Ein / Aus Schalten der Beleuchtung des Helis

 

Damit ich die Beleuchtung "Ein und Ausschalten" kann, habe ich

einen Reedkontakt an einem der Räder des Helis angebracht und kann mit einem Magneten diese dann schalten. Diesen Magnet habe ich unter dem Landedeck auf Schienen angebracht, damit ich den Magneten mit Hilfe eines Servos hin und her schieben / ziehen kann. Den Servo habe ich in dem Kasten versteckt und  nur der Hebel schaut raus und ist dann mit einem Gestänge mit dem Magneten verbunden. So kann ich den Magneten hin und her bewegen und die Lichterführung des Helis  über den Reedkontakt "Ein und Ausschalten"

Phase 4 - Mastbeleuchtung

Boot voll Beleuchtet

Da ich gerade am LED´s anbringen war, habe ich mir den Mast vor genommen und die 6 LED´s, davon 2 rote, für die Lichterführung angebracht. Die Lichterführung habe ich schon auf der ersten Seite angesprochen. Zusätzlich, weil ich gerade so schön in fahrt war, habe ich das Blaulicht und das Blinklicht installiert und schon war der Mast kpl. verkabelt, hat mich einen Tag gekostet. Alle Kabel durch den Mast geführt, so das man diese kaum sieht und den Kabelbaum in deinen Kabelschacht versteckt. Auch diese sehen spitze aus, wenn alles an ist. Hinterher kann ich mit der Fernsterung die kpl. Lichterführung einzeln steuern.

Phase 5 - Deck

Vordere Ansicht

Da das Deck bei der „Bermpohl“ abgerundet ist und mir dadurch Platz fehlte und auch das Ladedeck nicht vernünftig stand, habe ich mich dazu entschlossen, dieses zu begradigen.

Dazu musste ich erstmal Schablonen anfertigen, weil das Deck gebogen ist und ich einen geraden Abschluss haben wollte. Ich habe mir die „Essberger“ als Vorbild genommen unddie Kunststoffplatten laut Schablone zu geschnitten und dem Deck angepasst und verklebt.

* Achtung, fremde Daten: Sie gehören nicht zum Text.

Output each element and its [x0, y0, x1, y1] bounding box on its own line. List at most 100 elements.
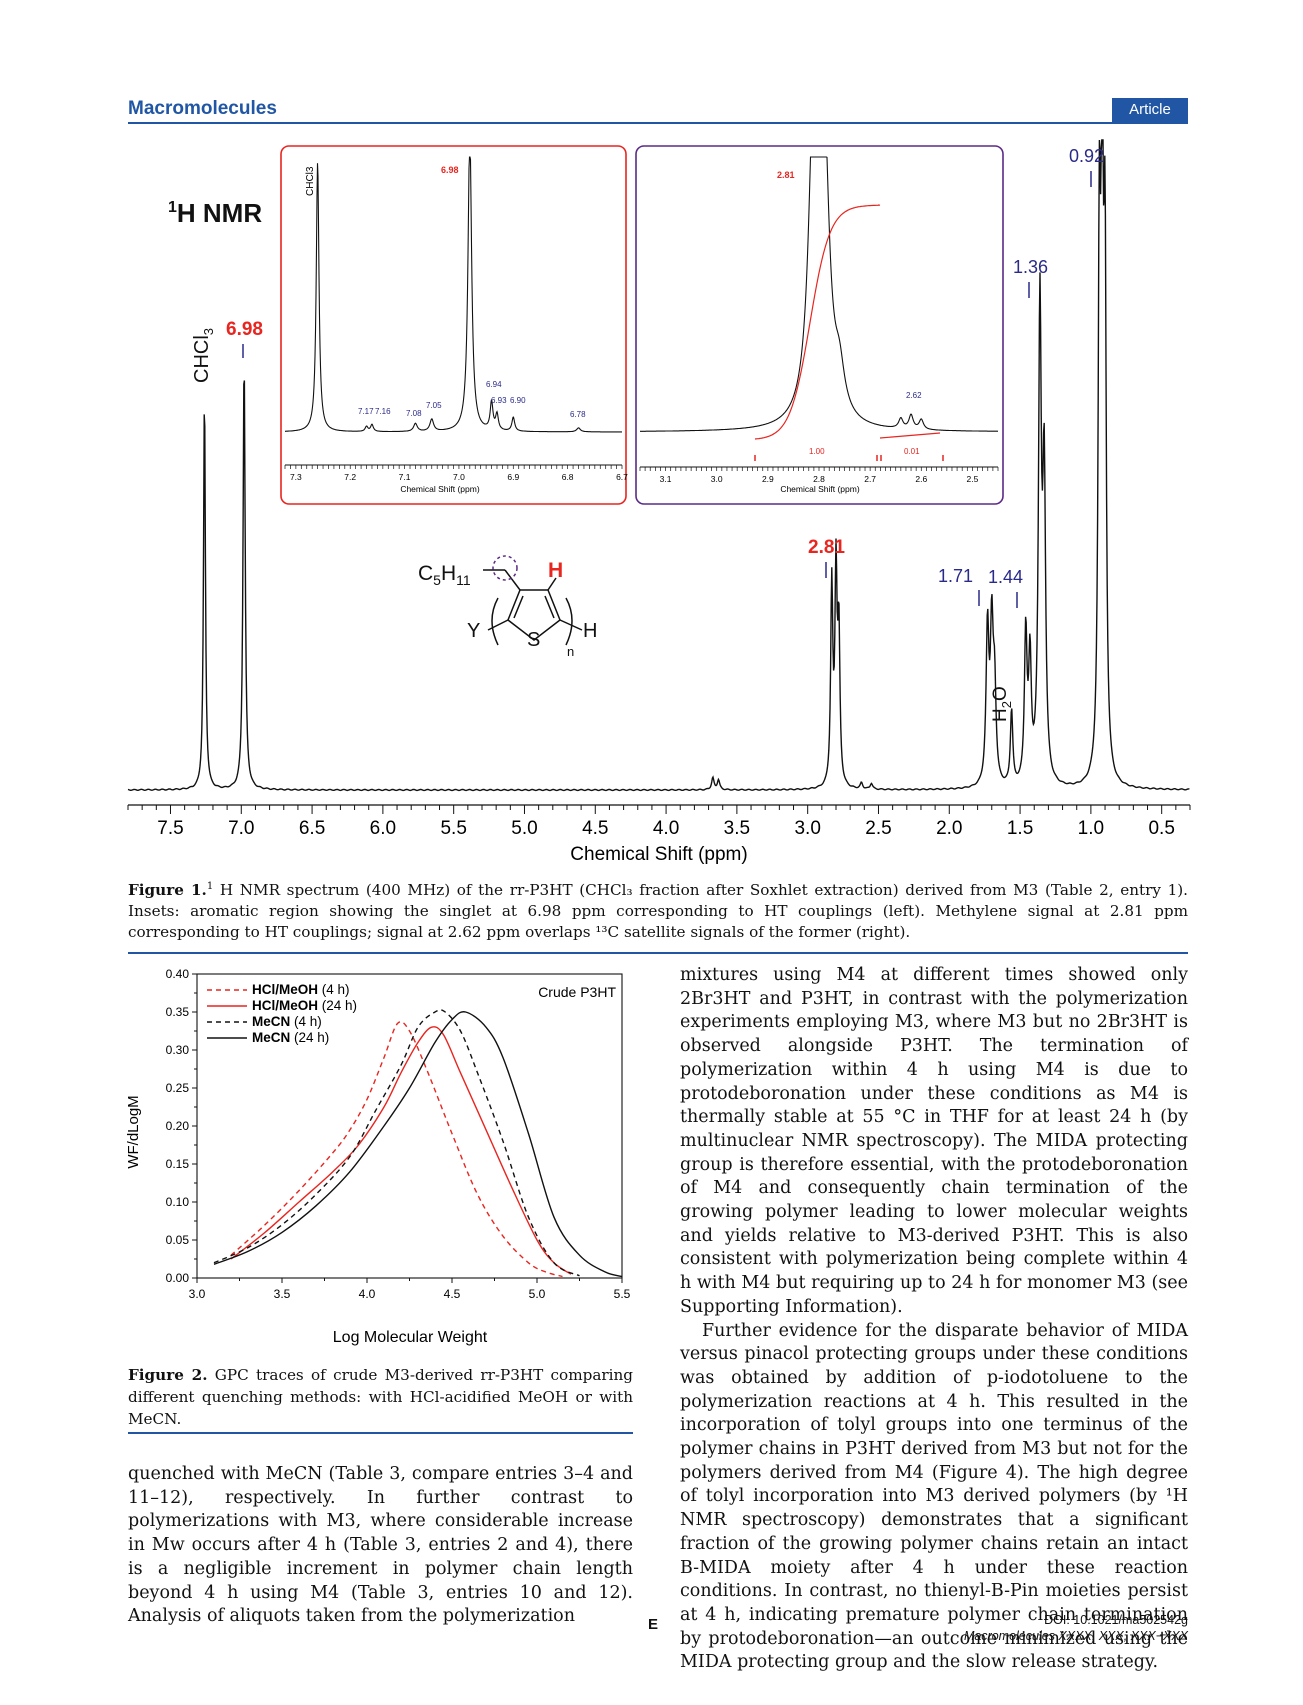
svg-text:Y: Y: [467, 620, 480, 642]
gpc-y-tick-label: 0.15: [166, 1157, 190, 1171]
inset-right-ticks: 3.1 3.0 2.9 2.8 2.7 2.6 2.5: [639, 467, 999, 484]
gpc-y-tick-label: 0.35: [166, 1005, 190, 1019]
inset-left-tick-label: 7.3: [290, 472, 302, 482]
gpc-legend: HCl/MeOH (4 h)HCl/MeOH (24 h)MeCN (4 h)M…: [207, 982, 357, 1045]
nmr-tick-label: 4.0: [653, 818, 679, 839]
inset-left-708: 7.08: [406, 409, 422, 418]
inset-right-tick-label: 2.6: [915, 474, 927, 484]
svg-text:H2O: H2O: [990, 686, 1014, 722]
integral-markers: [754, 455, 944, 461]
svg-text:C5H11: C5H11: [418, 562, 471, 588]
svg-text:H: H: [548, 559, 563, 582]
inset-left-tick-label: 7.0: [453, 472, 465, 482]
gpc-x-tick-label: 3.5: [274, 1287, 291, 1301]
inset-left-tick-label: 7.1: [399, 472, 411, 482]
gpc-y-tick-label: 0.10: [166, 1195, 190, 1209]
inset-left-690: 6.90: [510, 396, 526, 405]
inset-left-frame: [280, 145, 627, 505]
gpc-y-tick-label: 0.00: [166, 1271, 190, 1285]
right-paragraph-1: mixtures using M4 at different times sho…: [680, 965, 1188, 1317]
inset-right-281: 2.81: [777, 170, 795, 180]
nmr-x-label: Chemical Shift (ppm): [570, 844, 747, 865]
journal-name: Macromolecules: [128, 98, 277, 119]
gpc-y-tick-label: 0.40: [166, 967, 190, 981]
nmr-tick-label: 7.5: [157, 818, 183, 839]
gpc-x-ticks: 3.0 3.5 4.0 4.5 5.0 5.5: [189, 1278, 631, 1301]
gpc-chart: 0.00 0.05 0.10 0.15 0.20 0.25 0.30 0.35 0.40 3.0…: [125, 967, 631, 1346]
nmr-tick-label: 6.0: [370, 818, 396, 839]
inset-left-tick-label: 6.7: [616, 472, 628, 482]
gpc-x-label: Log Molecular Weight: [333, 1329, 488, 1346]
svg-text:CHCl3: CHCl3: [191, 328, 216, 383]
nmr-tick-label: 5.5: [440, 818, 466, 839]
gpc-series-line-3: [213, 1011, 623, 1278]
inset-left-705: 7.05: [426, 401, 442, 410]
nmr-tick-label: 1.0: [1078, 818, 1104, 839]
inset-right-tick-label: 2.7: [864, 474, 876, 484]
inset-right-trace: [640, 156, 999, 432]
footer-doi: DOI: 10.1021/ma502542g Macromolecules XX…: [963, 1613, 1188, 1643]
inset-left-trace: [285, 156, 622, 433]
nmr-tick-label: 5.0: [511, 818, 537, 839]
nmr-spectrum-figure: 1H NMR 7.5 7.0 6.5 6.0 5.5 5.0 4.5 4.0 3.5 3.0 2.5…: [127, 139, 1191, 865]
inset-left-678: 6.78: [570, 410, 586, 419]
nmr-tick-label: 1.5: [1007, 818, 1033, 839]
header-rule: [128, 122, 1188, 124]
inset-left-694: 6.94: [486, 380, 502, 389]
left-column-text: quenched with MeCN (Table 3, compare ent…: [128, 1464, 633, 1627]
inset-right-tick-label: 3.0: [711, 474, 723, 484]
gpc-y-tick-label: 0.05: [166, 1233, 190, 1247]
nmr-tick-label: 2.0: [936, 818, 962, 839]
gpc-x-tick-label: 4.0: [359, 1287, 376, 1301]
gpc-y-tick-label: 0.25: [166, 1081, 190, 1095]
nmr-trace: [127, 139, 1190, 792]
svg-text:n: n: [567, 644, 574, 659]
nmr-tick-label: 4.5: [582, 818, 608, 839]
gpc-series: [213, 1009, 623, 1278]
inset-right-tick-label: 3.1: [660, 474, 672, 484]
right-paragraph-2: Further evidence for the disparate behav…: [680, 1320, 1188, 1673]
gpc-x-tick-label: 3.0: [189, 1287, 206, 1301]
inset-right-integral-curve: [754, 204, 881, 440]
gpc-series-line-1: [230, 1026, 572, 1275]
inset-left-716: 7.16: [375, 407, 391, 416]
inset-left-xlabel: Chemical Shift (ppm): [400, 484, 480, 494]
inset-left-ticks: 7.3 7.2 7.1 7.0 6.9 6.8 6.7: [284, 465, 628, 482]
gpc-legend-label: HCl/MeOH (24 h): [252, 998, 357, 1013]
gpc-y-ticks: 0.00 0.05 0.10 0.15 0.20 0.25 0.30 0.35 0.40: [166, 967, 197, 1285]
nmr-tick-label: 3.5: [724, 818, 750, 839]
nmr-tick-label: 7.0: [228, 818, 254, 839]
peak-label-water: H2O: [990, 686, 1014, 722]
right-column-text: mixtures using M4 at different times sho…: [680, 964, 1188, 1675]
inset-left-tick-label: 6.9: [507, 472, 519, 482]
peak-label-136: 1.36: [1013, 257, 1048, 277]
nmr-tick-label: 3.0: [794, 818, 820, 839]
peak-label-144: 1.44: [988, 567, 1023, 587]
gpc-legend-label: MeCN (4 h): [252, 1014, 322, 1029]
figure2-caption: Figure 2. GPC traces of crude M3-derived…: [128, 1366, 633, 1428]
inset-right-int-001: 0.01: [904, 447, 920, 456]
nmr-title: 1H NMR: [168, 198, 262, 228]
page-number: E: [648, 1616, 659, 1633]
article-badge: Article: [1112, 98, 1188, 122]
nmr-x-ticks: 7.5 7.0 6.5 6.0 5.5 5.0 4.5 4.0 3.5 3.0 2.5 2.0 1.5 1…: [127, 805, 1191, 839]
figure1-rule: [128, 952, 1188, 954]
peak-label-281: 2.81: [808, 537, 845, 558]
nmr-tick-label: 6.5: [299, 818, 325, 839]
gpc-series-line-2: [213, 1009, 580, 1277]
figure1-caption: Figure 1.1 H NMR spectrum (400 MHz) of t…: [128, 881, 1188, 942]
gpc-x-tick-label: 5.5: [614, 1287, 631, 1301]
figure2-rule: [128, 1432, 633, 1434]
gpc-y-label: WF/dLogM: [125, 1095, 142, 1168]
gpc-legend-label: HCl/MeOH (4 h): [252, 982, 350, 997]
gpc-legend-label: MeCN (24 h): [252, 1030, 329, 1045]
gpc-y-tick-label: 0.20: [166, 1119, 190, 1133]
inset-left-chcl3: CHCl3: [305, 166, 316, 196]
inset-left-717: 7.17: [358, 407, 374, 416]
peak-label-chcl3: CHCl3: [191, 328, 216, 383]
inset-left-693: 6.93: [491, 396, 507, 405]
p3ht-structure: C5H11 H S Y H n: [418, 555, 597, 659]
gpc-y-tick-label: 0.30: [166, 1043, 190, 1057]
inset-right-xlabel: Chemical Shift (ppm): [780, 484, 860, 494]
nmr-tick-label: 0.5: [1148, 818, 1174, 839]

Dadurch ist ein komplett gerades Deck entstanden und habe viel Platz dadurch gewonnen.

 

Am Bug ist das Deck so geblieben wie es war, nur die Schürze vorne habe ich entfernt  und auch als Schablone benutzt, da ich die Schürze größer und höher machen wollte. Jetzt ist die Schürze doppelt so hoch, diese habe ich dann mit Verstrebungen versehen und eine Reeling oben auf gesetzt, eine Öse für Seile runden das ganze ab.

 

Die zwei Masten mit Versteifungsstützen sind geblieben, dazwischen ist der vordere Wasserwerfer von mir platziert worden, so das eine fast 180 Grad drehung möglich ist und das Wasser überall hin gespritzt werden kann. Jetzt habe ich mich der Funktion vom Anker gewidmet, als erstes kam der Rumpf dran. In der Größe des Ankers habe ich einen viereckiges Loch geschnitten und eine Box aus Kunststoff gebaut für die Aufnahme des Ankers. Dazu noch die Aufnahme der Ankerkette, ein Messingrohr was fast bis zum Deck geht, damit das Wasser von der Kette

runter laufen kann. Auf Deck habe ich die Ankerumlenkrolle, war im Beschlagsatz dabei, auf der Höhe des Messingrohres, geklebt und direkt über dem Rohr eine Öse in der Größe der Kette eingesetzt und eine weitere knapp daneben, diese führt die Kette dann wieder in den Rumpf zurück, zur Ankerwinde, die an der Seite angebracht wurde. Die Winde wird hinterher über einen Fahrtregler bedient, zum Rauf und Runterlassen des Ankers. Das gesamte Deck habe ich hinterher mit  einem Garze Netz bezogen, sobald ich zum Lackieren komme, wird ein Muster auf Deck entstehen und Rutschfest werden.  Es soll die Antirutsch Matten simulieren, die normaler Weise auf den Booten verwendet werden, was ich leider nicht so machen kann, wird aber bestimmt gut aussehen. Die Reeling habe ich dann an den Gegebenheiten angepasst, natürlich mit Türchen und einer abnehmbarer Reeling.

 

Die Heckklappe habe ich dem Deck angepasst und der neuen Höhe, mit einer Schürze und Verstrebungen, angeglichen. Die Schürze ist auch ein bisschen länger und deckt einen Teil vom neuen Deck ab, so das kein Spalt mehr zu sehen ist. Die Spalten zwischen Klappe und Rumpf habe ich dann auch noch verkleidet, damit auch dort keinen Spalt zu sehen ist.

Als nächstes habe ich die Laufrollen für das Beiboot hergestellt und in die Wanne und Heckklappe gebohrt und eingeklebt. Die Aufnahme Schienen mit dem Aufnahmeschlitten werde ich später installieren und erklären wie ich das machen möchte.